Now in Houston with a couple of teammates who came over from the trade, and now being partnered up with the one and only Yao Ming. Houston had a lot of potential to do big things and once again the question was… would this be McGrady’s big break?
First two seasons (04–05 & 05–06) McGrady was an All Star and averaged 25.7 and 24.4 PPG respectively, but what was more alarming besides the Rockets being put out in the first round by the Mavs in seven (Insert T-Mac on Shawn Bradley poster) and not even making the playoffs the following year. Was how many games T-Mac didn’t play. Tracy was only 26 and in the 05–06 season he missed 35 games. yeah, he was an All Star but no one wants to miss almost half of a season. He would bounce back the following season missing only 11 games, be named and All Star, but once again be put out of the playoffs again in the first round by the Jazz.

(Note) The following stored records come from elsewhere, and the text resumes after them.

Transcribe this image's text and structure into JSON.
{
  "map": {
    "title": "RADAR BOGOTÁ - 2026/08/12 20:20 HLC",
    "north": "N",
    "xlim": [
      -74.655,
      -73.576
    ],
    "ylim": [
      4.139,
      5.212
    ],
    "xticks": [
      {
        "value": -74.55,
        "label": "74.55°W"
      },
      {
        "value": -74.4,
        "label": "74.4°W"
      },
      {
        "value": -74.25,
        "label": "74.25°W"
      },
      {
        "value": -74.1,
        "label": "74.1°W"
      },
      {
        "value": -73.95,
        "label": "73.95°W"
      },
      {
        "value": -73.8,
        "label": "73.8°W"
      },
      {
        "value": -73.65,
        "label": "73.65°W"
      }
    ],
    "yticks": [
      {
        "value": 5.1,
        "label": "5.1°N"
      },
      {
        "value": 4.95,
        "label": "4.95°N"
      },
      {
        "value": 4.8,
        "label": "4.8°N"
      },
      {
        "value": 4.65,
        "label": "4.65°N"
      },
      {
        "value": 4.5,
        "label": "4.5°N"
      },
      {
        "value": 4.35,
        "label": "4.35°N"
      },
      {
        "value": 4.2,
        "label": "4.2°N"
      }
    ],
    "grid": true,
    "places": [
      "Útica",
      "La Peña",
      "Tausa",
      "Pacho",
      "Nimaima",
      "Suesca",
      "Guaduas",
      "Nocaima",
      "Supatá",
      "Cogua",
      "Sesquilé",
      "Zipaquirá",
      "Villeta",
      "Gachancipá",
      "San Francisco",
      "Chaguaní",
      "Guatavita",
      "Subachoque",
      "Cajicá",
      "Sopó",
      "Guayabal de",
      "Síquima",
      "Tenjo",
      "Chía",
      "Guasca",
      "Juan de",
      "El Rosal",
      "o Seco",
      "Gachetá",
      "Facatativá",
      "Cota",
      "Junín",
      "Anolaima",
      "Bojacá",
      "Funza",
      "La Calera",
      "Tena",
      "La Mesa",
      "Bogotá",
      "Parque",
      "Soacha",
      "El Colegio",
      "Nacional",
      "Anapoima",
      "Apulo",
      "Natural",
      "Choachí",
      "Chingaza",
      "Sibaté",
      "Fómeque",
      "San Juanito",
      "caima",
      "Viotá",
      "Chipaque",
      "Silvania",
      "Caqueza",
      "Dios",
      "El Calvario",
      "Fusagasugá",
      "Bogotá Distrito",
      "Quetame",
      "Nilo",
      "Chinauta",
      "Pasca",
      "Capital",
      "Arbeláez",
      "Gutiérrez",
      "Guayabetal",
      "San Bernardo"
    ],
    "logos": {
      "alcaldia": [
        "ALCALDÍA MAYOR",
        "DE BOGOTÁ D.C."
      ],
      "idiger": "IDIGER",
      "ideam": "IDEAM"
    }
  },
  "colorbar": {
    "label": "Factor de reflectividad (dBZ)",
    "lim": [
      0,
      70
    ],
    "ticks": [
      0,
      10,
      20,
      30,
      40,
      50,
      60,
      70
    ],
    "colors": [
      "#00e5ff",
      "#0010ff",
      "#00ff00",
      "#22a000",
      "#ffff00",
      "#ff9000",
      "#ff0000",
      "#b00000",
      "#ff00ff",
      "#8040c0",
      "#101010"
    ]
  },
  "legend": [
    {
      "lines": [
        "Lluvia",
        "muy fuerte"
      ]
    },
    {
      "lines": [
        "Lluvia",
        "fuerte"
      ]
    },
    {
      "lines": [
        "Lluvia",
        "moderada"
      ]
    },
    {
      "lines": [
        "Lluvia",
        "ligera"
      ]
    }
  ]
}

Tracy is still young and at 27 he’s still a bucket getter and when you look at that rockets team in 07–08 they were STACKED. Finishing with a record of 55–27 things looked good for the Rockets. But what about T-Mac? T-Mac only played 66 games and only averaged 21.6 PPG, was not named an All Star and would once again lose in the first round of the playoffs.
This was a player who at one point we looked at as a future MVP maybe even an NBA champion, we looked forward to the battles between he and the late great Kobe Bryant and we all loved using him in NBA Live (Don’t even front like Live wasn’t it back then). But now we’re left asking ourselves “What the hell is going on with McGrady?” Constant back and knee injuries would wreak havoc on Tracy throughout his career and in the 08–09 season it would only get worse.
T-Mac would only play 35 games after having arthroscopic surgery on his knee the year prior, he would deal with chronic knee pains on top of his aching shoulder and back. He would only average 15.6 PPG and it was clear to everyone that he was a shell of his former self. Crazy thing about all this? HE WAS ONLY 29!!!
From 32.1PPG at 23 to only 8.2 PPG at 30 and eventually playing professionally in China it was obvious that the T-Mac we all loved to watch wouldn’t be making anymore appearances. He wouldn’t soar through the air like he once would nor would he throw himself those self-lobs we looked forward to seeing at one of his seven All Star games. The only thing we could do now is ask ourselves “What if?”
But don’t get it twisted T-Mac was and always will be a DOG (and a Hall of Famer). He was one of those players that had opposing teams circling the Raptors, Magic and Rockets whenever they appeared on the schedule. He was capable of exploding for a big game whenever he felt like it and could not be stopped from getting to his spot on the court. T-Mac is a legend through and through, one that the game will never forget.